This encounter of Jesus with the young man—traditionally, he was called the “Rich Young Ruler,” suggesting that he enjoyed a position not just of wealth but of power—is one that Christians have long tried to water down, to soften.

A rather charming story was invented, dating to at least the 15th Century, possibly as early as the 9th, which explains that the “Needle’s Eye” was the name of a gate in Jerusalem, and that a camel loaded down with its owner’s many possessions could not get through the gate.
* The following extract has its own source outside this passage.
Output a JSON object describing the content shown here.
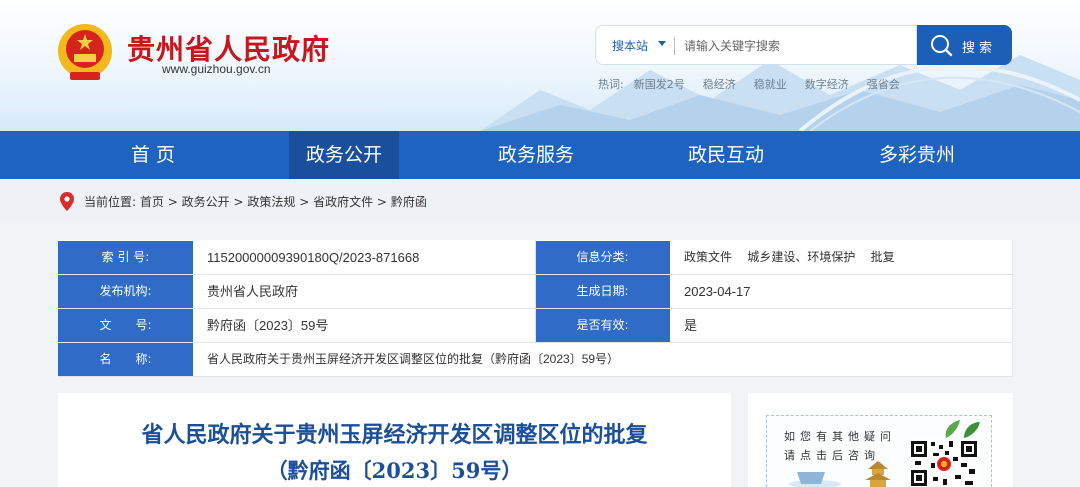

No, the owner would have to remove a bag or two, and leave them –for the poor, in some tellings, or just remove them all, and then reload the poor beast after guiding it through the gate in others.

This fable, which you can find used in biblical commentaries, in sermons across denominational lines (I won’t cite any, because there are far too many to single out just one or two of those who have fallen into the trap), was known to be false as long ago as the 19th Century.

Sources from The New Jerome Biblical Commentary, [Brown, Fitzmeyer & Murphy, 1990) at 618] to Vincent Taylor’s Gospel According to Mark, agree with the Mormon scholar Hugh Nibley, that there was no such gate.

Oh, there’s one now, if you go to Jerusalem. Of course the City was razed by the Romans in 70 AD, so the City was rebuilt by the Cusaders when they took Jerusalem. They added a Needle’s Eye Gate then, which means they went to a lot of trouble to convince themselves that it wasn’t that hard for the rich to get to heaven.

The medieval roots of the fable disprove Nibley’s almost too perfect suggestion this gate idea was “invented by an obliging nineteenth-century minister for the comfort of his well-heeled congregation.”

Which could have been describing the St. Barts of his time. It may even apply to our own time.

In fact, the 19th Century clergy debated the topic vigorously, with the Rev. Edmund Tew rather neatly dismissing the notion of such an ancient gate as it “falls short in one important desideratum, the support of any authority which recommends itself to the acceptance of those most competent to form a true and impartial estimate of its worth.”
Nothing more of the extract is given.